To do her part to conserve this treasure and help her community, Krueger spends much of her time as a volunteer. In New Braunfels, she has served as a board member of the Children’s Museum, a P.T.A. officer, a Wurstfest volunteer and a Red Cross volunteer. She was a New Braunfels High School Band Booster for seven years and has been a board member of Eden Hill, Inc., a long-term care facility for the elderly. In 2009 she joined the board of Volunteers in Medicine, a non-profit organization dedicated to indigent health care in New Braunfels.
This is Krueger’s sixth and final year on the New Braunfels City Council. This year she is serving as mayor pro-tem. Her strongest advocacy has been for protecting family neighborhoods from commercial encroachment, preserving historic districts, and keeping the rivers clean and safe.
“My work on these issues is about preserving the quality of life in New Braunfels and maintaining the small town, historic feel,” Krueger says. “The population has grown from 30,000 to 60,000 in the years I’ve served on the city council.”
Krueger remembers growing up in Bandera, a town of 800 people.

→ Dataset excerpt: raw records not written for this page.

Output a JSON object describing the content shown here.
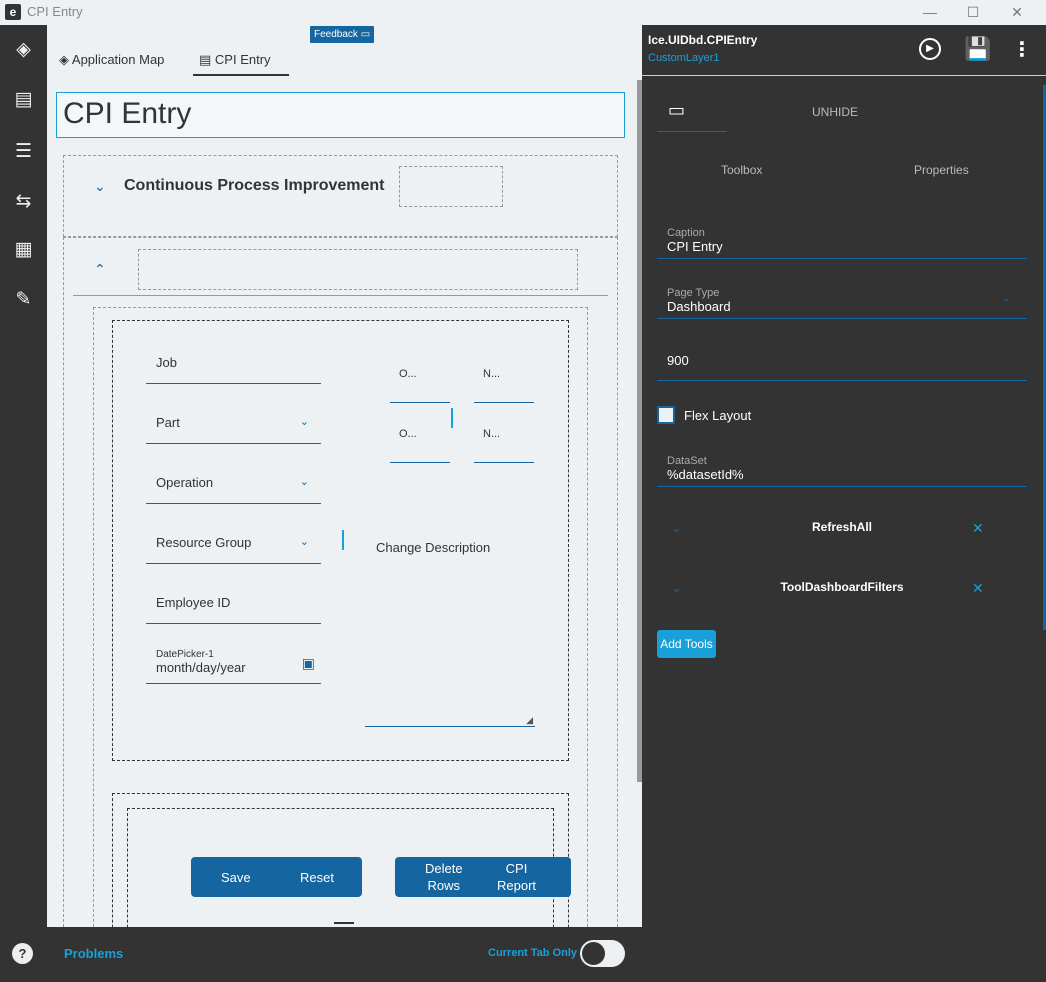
{
  "window": {
    "title": "CPI Entry",
    "minimize": "—",
    "maximize": "☐",
    "close": "✕"
  },
  "sidebar": {
    "icons": [
      "layers-icon",
      "layout-icon",
      "checklist-icon",
      "flow-icon",
      "grid-icon",
      "edit-document-icon"
    ],
    "help": "?"
  },
  "canvas": {
    "feedback": "Feedback",
    "tabs": [
      {
        "label": "Application Map",
        "icon": "layers-icon"
      },
      {
        "label": "CPI Entry",
        "icon": "layout-icon",
        "active": true
      }
    ],
    "page_title": "CPI Entry",
    "section_title": "Continuous Process Improvement",
    "fields": {
      "job": "Job",
      "part": "Part",
      "operation": "Operation",
      "resource_group": "Resource Group",
      "employee_id": "Employee ID",
      "date_label": "DatePicker-1",
      "date_placeholder": "month/day/year",
      "change_description": "Change Description",
      "small": [
        "O...",
        "N...",
        "O...",
        "N..."
      ]
    },
    "buttons": {
      "save": "Save",
      "reset": "Reset",
      "delete_rows_1": "Delete",
      "delete_rows_2": "Rows",
      "cpi_report_1": "CPI",
      "cpi_report_2": "Report"
    }
  },
  "bottombar": {
    "problems": "Problems",
    "current_tab_only": "Current Tab Only",
    "toggle_on": false
  },
  "right": {
    "path": "Ice.UIDbd.CPIEntry",
    "layer": "CustomLayer1",
    "unhide": "UNHIDE",
    "toolbox": "Toolbox",
    "properties": "Properties",
    "caption_label": "Caption",
    "caption_value": "CPI Entry",
    "page_type_label": "Page Type",
    "page_type_value": "Dashboard",
    "width_value": "900",
    "flex_layout": "Flex Layout",
    "flex_checked": false,
    "dataset_label": "DataSet",
    "dataset_value": "%datasetId%",
    "tools": [
      "RefreshAll",
      "ToolDashboardFilters"
    ],
    "add_tools": "Add Tools"
  },
  "colors": {
    "accent": "#1565a0",
    "highlight": "#1aa0d8",
    "dark": "#333333"
  }
}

She says in the last 40 years, the face of the Hill Country has changed. “The life I had as a child is not as possible now, with so many ranches being divided,” Krueger says. “We used to give directions by local landmarks; there were no street signs or lights. Now I get stuck in traffic jams in Bandera, and there are multiple stop lights.”
Hill Country conservation is a very personal cause for Krueger because of her soul connection to this place that started when she was a child. “I want to maintain the beauty that exists so future children will be able to enjoy the kind of childhood I did.”
Krueger will continue her work to conserve the natural resources and cultural heritage of the Hill Country as a board member of HCA. “I am honored to serve on the board of the Hill Country Alliance with others who realize the importance of protecting the natural beauty and resources of this distinct region of Texas,” Krueger says. “I believe we have a sacred obligation to protect this gift of nature for future generations.”